Alycia Lane, CBS 3 and Dr. Phil: A Troubled History
The other shoes just keep dropping in the Alycia Lane saga. The Daily News’s Will Bunch reports this morning that Lane has sued the station for defamation, slander and libel. Attempting in a 40-page legal filing to show a history of callous treatment by the station, Lane highlights the circumstances around her first appearance on the Dr. Phil show in 2004, calling it “a humiliating experience … forced upon her by her CBS 3 bosses in a bid to boost ratings.”

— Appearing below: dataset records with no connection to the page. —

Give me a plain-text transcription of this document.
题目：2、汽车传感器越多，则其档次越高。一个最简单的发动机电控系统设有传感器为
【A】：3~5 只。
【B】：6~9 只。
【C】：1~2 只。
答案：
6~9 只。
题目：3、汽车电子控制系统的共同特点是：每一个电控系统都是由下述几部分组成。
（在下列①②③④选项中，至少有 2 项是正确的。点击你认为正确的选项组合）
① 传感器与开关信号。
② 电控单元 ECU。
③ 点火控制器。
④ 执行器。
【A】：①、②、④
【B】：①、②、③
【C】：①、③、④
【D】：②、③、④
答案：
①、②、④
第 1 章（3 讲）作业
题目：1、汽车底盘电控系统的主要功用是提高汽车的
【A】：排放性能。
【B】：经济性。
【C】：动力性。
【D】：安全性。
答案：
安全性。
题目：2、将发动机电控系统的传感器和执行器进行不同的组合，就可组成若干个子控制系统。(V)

In our February 2008 story “The Very Public Self-Destruction of Alycia Lane,” Vicki Glembocki was the first to break the details behind Lane’s appearance with Dr. Phil:
So in spring 2004, then-general manager Peter Dunn sent Lane to Los Angeles to interview Dr. Phil McGraw. To promote his new series Relationship Rescue Retreat, Dr. Phil had granted interviews to reporters in several large markets.

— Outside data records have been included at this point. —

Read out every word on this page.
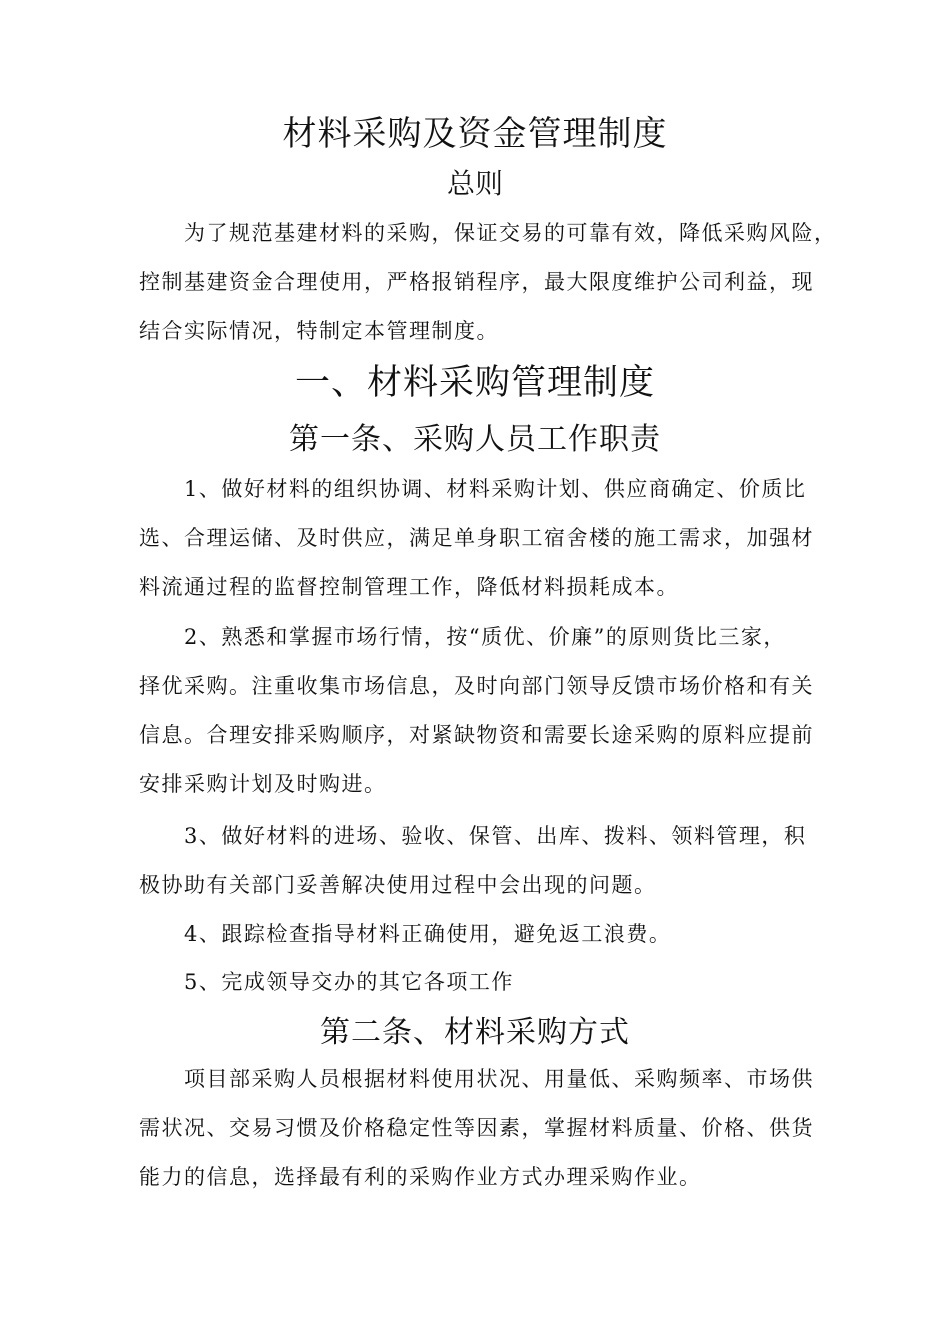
材料采购及资金管理制度
总则
为了规范基建材料的采购，保证交易的可靠有效，降低采购风险，
控制基建资金合理使用，严格报销程序，最大限度维护公司利益，现
结合实际情况，特制定本管理制度。
一、材料采购管理制度
第一条、采购人员工作职责
1、做好材料的组织协调、材料采购计划、供应商确定、价质比
选、合理运储、及时供应，满足单身职工宿舍楼的施工需求，加强材
料流通过程的监督控制管理工作，降低材料损耗成本。
2、熟悉和掌握市场行情，按“质优、价廉”的原则货比三家，
择优采购。注重收集市场信息，及时向部门领导反馈市场价格和有关
信息。合理安排采购顺序，对紧缺物资和需要长途采购的原料应提前
安排采购计划及时购进。
3、做好材料的进场、验收、保管、出库、拨料、领料管理，积
极协助有关部门妥善解决使用过程中会出现的问题。
4、跟踪检查指导材料正确使用，避免返工浪费。
5、完成领导交办的其它各项工作
第二条、材料采购方式
项目部采购人员根据材料使用状况、用量低、采购频率、市场供
需状况、交易习惯及价格稳定性等因素，掌握材料质量、价格、供货
能力的信息，选择最有利的采购作业方式办理采购作业。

Lane and a cameraman sat in the Dr. Phil studio, watching as two upcoming episodes were taped. Then, with the audience gone, the interview began. It started out as a regular Q&A. But then something happened. Lane asked Dr. Phil, who knew that her divorce had been finalized in November, “Why is divorce so hard?” Her voice cracked. Her chin quivered. She wiped a tear running down her cheek. “You’re crying for the man you wish he was, not the man he was,” Dr. Phil told her. At the end, she hugged him.

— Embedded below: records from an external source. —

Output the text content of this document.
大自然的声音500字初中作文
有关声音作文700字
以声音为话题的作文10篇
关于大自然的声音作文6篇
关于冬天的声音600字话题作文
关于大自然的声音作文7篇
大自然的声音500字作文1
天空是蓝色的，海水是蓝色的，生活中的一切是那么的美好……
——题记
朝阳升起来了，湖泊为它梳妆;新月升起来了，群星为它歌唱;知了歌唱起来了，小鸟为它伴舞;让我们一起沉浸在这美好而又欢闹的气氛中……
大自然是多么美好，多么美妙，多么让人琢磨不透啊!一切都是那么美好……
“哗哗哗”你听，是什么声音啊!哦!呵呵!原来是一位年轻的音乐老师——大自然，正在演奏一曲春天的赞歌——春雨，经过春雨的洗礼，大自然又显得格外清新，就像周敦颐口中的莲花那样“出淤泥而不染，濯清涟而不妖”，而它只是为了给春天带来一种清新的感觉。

Back in Philly, when people at the station watched the raw tape, they realized Lane was suffering more than anyone knew. But management was aware that other stations in Philly were having lots of success with female newscasters airing first-person stories about their own struggles. The previous fall, pregnant NBC 10 anchor Renee Chenault-Fattah brought cameras to her ultrasound. And it was May sweeps.
Lane expressed her misgivings about the footage — she hated to appear weak. “She didn’t want it to air,” says her sister Nicole. But Lane also knew that the station had spent lots of money to send her to L.A. Plus, if viewers saw her in this light, they might stop calling her an ice queen.
The station advertised Lane’s segment — titled “Demons of Divorce” — during CSI and Without a Trace, with Lane’s face filling the screen, that tear running down her cheek. Portions of her interview aired for two days. “I was bawling my eyes out just to see how much pain she was in,” Nicole remembers. Lane never watched it, though it aired while she was on-set. Instead of looking at the monitor, she turned around in her anchor’s chair and plugged her fingers in her ears. Even so, she got thousands of e-mails of support from viewers. People stopped her on the street and hugged her.
The Dr. Phil interview gave the station its highest Nielsen ratings of the month. It was CBS 3’s best May sweeps since 1995.